Close

CRISIS

Let’s combineour efforts to end teen pregnancies

In Summary

• There is no single approach to end cases of unplanned pregnancies as well as its consequences; school dropouts, unsafe abortion and sexually transmitted infections.

• Rape and incest, inadequate sex education, inaccessible family planning services, poverty, and anti-family planning campaigns by the church have been blamed.

A teen pregnancy.
A teen pregnancy.
Image: COURTESY

The Kenya Demographic Health Survey 2014 shows the prevalence of teen pregnancy as follows: 33 per cent in Homa Bay, Migori (24 per cent ), Kisii (18 per cent), Siaya(17 per cent) and Kisumu(15 per cent).
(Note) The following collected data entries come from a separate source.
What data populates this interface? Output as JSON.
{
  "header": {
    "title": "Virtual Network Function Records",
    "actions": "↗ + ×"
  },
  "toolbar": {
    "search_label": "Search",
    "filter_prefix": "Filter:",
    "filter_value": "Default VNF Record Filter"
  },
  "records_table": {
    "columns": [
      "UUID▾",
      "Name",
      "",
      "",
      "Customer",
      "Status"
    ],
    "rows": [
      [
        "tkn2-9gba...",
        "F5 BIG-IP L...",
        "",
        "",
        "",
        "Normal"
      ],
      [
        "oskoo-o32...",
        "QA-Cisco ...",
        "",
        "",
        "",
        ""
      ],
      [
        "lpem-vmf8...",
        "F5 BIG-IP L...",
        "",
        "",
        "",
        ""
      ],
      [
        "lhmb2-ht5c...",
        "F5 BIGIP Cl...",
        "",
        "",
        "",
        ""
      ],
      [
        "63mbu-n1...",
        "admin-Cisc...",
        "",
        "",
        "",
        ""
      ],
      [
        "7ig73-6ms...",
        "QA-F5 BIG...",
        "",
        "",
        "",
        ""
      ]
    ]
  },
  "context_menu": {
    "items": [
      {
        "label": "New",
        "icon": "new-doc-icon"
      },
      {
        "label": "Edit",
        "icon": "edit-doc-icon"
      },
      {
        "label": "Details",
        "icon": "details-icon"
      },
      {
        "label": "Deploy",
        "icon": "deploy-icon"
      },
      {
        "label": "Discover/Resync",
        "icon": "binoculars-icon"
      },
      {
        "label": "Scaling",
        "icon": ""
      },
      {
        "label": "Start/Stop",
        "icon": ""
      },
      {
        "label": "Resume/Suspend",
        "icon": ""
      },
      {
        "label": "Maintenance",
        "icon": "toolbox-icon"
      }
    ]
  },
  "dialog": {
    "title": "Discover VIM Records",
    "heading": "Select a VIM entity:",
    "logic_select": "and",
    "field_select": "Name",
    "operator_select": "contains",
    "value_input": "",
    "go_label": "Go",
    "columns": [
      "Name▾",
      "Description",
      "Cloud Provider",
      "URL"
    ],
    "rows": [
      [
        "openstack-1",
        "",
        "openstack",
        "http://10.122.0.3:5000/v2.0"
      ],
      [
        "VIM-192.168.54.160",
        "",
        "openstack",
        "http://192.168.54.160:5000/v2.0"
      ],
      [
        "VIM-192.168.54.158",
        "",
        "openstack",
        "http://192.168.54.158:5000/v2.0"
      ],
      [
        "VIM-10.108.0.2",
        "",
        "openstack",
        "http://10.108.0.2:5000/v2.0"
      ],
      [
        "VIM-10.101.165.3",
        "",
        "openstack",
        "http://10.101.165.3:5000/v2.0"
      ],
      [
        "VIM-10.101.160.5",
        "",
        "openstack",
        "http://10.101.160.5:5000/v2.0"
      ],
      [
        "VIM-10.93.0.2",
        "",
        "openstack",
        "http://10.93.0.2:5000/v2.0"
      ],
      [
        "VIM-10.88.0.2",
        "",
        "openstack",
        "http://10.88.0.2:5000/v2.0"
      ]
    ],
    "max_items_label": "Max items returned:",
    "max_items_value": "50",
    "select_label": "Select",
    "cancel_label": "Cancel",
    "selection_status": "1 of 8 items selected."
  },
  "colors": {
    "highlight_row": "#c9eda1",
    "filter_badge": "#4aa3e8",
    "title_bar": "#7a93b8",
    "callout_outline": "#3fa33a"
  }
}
Rape and incest, inadequate sex education, inaccessible family planning services, poverty, and anti-family planning campaigns by the church have been blamed.

There is no single approach to end cases of unplanned pregnancies as well as its consequences; school dropouts, unsafe abortion and sexually transmitted infections.

We must combine direct interventions, services and education through media. Comprehensive sexuality education should be accompanied by peer-to-peer approaches as young people may only open up to their age groups on issues of sexual and reproductive health.

As we promote open conversations on sexuality, we must also ensure security for family planning commodities.

Education should target anti-stigma campaigns of condom use, demystification of issues relating to family planning and sexuality. Kisumu already launched eight new adolescent-friendly service centres.

Migori’s Lwala Community Alliance specialises in healthcare education and micro-enterprise to mitigate the impact of poverty on adolescent health.

In Kisii, the Daraja United Women and Youth Empowerment organisation involves men in family planning campaigns.

Siaya’s Matibabu Foundation focuses on provision of health services, including screening for STIs while Homa Bay’s Mama County Says mentorship programme reaches out to teengirls.

These efforts should serve as best practices to reduce the national prevalence.